When one listens to the leader of the Senate, Sen. Harry Reid, speak about the legislation being proposed (CSPAN News Conference with Sen. Harry Reid (D-NV) on Immigration - 6/12/2007) and state that 80% of the Democrats and 14% of the Republicans support the bill one wants to grab him by the collar and say … well, 86% of the Republicans and 20% of the Democrats oppose it.
At Maxine, all we see is that the American people are against the Kennedy/Kyl/Bush form of REFORM. Why can’t we just enforce the border, and apply the current laws on the books and open things back up to real documented citizens as if we all actually matter?
With an 86% plus 20% body count in the Senate, one would think the Senate could at least FUND the fence they approved last year, ostensibly to increase our border security and reduce illegal immigration.

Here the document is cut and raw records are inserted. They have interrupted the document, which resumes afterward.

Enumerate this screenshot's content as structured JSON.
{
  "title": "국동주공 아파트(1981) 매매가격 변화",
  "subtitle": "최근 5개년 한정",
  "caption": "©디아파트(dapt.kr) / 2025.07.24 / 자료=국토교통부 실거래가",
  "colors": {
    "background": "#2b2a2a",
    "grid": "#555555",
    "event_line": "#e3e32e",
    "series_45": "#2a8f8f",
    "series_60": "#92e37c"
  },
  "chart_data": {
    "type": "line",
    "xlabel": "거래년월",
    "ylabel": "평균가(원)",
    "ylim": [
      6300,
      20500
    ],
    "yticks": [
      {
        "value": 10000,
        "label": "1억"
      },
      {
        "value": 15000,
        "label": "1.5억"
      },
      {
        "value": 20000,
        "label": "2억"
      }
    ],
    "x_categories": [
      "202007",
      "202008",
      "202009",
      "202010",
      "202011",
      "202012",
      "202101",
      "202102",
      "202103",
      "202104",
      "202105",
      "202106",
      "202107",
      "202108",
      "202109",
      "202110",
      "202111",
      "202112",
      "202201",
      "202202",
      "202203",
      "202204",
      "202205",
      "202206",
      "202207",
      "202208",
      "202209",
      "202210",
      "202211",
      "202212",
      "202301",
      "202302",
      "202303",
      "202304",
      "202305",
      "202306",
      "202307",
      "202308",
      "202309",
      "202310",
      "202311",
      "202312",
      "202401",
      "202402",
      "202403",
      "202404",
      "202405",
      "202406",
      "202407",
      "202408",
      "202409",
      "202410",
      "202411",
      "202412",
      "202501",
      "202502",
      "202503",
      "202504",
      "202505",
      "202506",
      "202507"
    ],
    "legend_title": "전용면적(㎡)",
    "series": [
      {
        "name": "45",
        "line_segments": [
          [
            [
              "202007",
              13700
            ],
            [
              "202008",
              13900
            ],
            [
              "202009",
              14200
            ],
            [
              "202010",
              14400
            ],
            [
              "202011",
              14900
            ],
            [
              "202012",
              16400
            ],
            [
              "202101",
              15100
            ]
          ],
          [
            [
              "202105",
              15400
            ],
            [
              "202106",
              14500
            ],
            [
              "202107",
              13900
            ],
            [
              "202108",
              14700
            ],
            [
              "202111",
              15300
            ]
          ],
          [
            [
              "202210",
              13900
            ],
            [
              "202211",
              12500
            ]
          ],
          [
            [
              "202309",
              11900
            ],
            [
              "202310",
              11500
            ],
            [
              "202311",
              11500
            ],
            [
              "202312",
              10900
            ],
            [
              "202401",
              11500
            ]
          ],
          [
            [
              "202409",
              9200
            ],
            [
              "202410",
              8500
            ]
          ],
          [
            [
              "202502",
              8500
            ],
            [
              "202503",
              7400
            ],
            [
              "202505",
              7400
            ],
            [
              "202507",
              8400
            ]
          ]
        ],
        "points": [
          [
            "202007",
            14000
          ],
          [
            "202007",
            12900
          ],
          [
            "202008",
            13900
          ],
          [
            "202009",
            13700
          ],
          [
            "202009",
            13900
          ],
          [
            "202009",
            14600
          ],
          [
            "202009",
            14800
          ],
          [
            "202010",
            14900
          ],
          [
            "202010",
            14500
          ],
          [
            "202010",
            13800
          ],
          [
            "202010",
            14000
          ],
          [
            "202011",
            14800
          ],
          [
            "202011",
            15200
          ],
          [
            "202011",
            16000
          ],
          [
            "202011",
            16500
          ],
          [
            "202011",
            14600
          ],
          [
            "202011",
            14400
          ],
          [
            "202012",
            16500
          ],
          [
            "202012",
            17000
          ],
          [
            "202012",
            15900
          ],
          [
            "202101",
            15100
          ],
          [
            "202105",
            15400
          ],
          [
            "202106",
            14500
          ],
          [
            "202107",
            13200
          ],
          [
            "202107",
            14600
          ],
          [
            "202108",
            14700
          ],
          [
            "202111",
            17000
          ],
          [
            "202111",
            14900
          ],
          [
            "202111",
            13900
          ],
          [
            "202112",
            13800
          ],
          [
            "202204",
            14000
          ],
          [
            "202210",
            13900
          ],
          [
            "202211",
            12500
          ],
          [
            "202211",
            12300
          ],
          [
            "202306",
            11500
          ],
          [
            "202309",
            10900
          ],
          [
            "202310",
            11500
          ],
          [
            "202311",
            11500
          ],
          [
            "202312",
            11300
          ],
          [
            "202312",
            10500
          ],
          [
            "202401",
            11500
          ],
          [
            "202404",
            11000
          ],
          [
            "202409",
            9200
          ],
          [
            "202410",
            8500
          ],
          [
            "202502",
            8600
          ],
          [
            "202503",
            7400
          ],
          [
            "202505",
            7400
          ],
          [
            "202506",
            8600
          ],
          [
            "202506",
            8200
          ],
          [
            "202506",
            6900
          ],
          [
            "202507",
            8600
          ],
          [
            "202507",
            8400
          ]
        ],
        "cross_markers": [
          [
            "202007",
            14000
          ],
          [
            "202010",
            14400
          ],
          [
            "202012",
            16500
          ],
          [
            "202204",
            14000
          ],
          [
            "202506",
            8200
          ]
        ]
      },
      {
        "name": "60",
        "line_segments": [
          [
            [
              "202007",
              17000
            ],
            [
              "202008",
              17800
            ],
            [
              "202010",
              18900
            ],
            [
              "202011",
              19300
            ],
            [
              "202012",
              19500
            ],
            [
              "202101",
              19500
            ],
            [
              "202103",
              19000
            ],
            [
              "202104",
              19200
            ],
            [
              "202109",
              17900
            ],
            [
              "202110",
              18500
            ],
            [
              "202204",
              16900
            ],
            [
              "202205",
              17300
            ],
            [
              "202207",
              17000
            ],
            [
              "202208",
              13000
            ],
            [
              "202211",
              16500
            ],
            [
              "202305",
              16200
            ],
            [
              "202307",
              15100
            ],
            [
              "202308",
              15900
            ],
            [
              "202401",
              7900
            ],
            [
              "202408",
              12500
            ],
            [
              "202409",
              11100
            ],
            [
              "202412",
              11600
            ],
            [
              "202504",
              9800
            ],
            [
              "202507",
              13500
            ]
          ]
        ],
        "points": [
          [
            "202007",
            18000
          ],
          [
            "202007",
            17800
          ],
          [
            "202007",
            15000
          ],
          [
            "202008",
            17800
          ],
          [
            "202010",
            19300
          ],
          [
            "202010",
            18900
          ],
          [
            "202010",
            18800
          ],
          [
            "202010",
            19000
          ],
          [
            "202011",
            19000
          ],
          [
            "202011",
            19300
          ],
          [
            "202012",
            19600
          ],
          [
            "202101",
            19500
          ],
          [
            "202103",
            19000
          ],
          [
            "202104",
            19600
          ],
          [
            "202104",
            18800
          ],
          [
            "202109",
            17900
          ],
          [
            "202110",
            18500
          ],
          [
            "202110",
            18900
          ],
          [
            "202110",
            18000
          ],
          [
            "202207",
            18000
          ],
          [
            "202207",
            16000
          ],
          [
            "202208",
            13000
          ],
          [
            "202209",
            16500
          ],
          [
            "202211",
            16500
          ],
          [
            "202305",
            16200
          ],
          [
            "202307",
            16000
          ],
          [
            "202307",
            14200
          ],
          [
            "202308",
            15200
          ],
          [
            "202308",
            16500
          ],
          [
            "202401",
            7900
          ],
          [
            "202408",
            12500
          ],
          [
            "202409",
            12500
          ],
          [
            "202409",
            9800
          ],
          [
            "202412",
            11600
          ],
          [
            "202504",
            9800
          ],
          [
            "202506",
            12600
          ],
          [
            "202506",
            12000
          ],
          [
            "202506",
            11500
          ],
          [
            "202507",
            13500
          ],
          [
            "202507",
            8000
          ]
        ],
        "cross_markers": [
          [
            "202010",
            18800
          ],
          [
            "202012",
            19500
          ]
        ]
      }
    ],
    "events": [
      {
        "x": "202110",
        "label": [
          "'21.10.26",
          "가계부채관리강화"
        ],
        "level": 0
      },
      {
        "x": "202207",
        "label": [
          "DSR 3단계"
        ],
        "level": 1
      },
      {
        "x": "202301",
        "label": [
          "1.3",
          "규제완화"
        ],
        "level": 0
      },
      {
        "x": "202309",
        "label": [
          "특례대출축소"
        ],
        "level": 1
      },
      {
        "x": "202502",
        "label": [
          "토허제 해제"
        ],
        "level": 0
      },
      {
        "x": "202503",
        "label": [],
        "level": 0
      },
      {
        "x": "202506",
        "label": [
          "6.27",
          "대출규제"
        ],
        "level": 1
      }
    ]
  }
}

Excerpts from The Washington Times -
Groups unite against 'amnesty'
By Ralph Z. Hallow - THE WASHINGTON TIMES - June 14, 2007
The debate over President Bush's immigration bill and opposition to it as an "amnesty" proposal have invigorated otherwise dispirited conservative interest groups and forged an anti-Bush unity on the right not seen since the Supreme Court nomination of Harriet Miers.
"The right generally has been invigorated by the debate and has pulled together in part because of the way the administration has attempted to demonize its conservative opposition," said David A. Keene, chairman of the American Conservative Union (ACU).
"So the conservatives who have concerns about the direction the administration wants to take the country on immigration but who disagree with each other have come together to defend each other," Mr. Keene said, making conservatives stay united "in a way they have not been since the Harriet Miers debacle."
Tony Perkins, president of the Family Research Council, reports a similar experience even though his group focuses on religious and values issues and has "not been directly involved in the immigration debate."
Nevertheless, he said, "it is obvious that this issue has struck a nerve among conservatives, and they are pushing back against what they perceive to be a wayward GOP as individuals and through organizations that are challenging the Republican Party."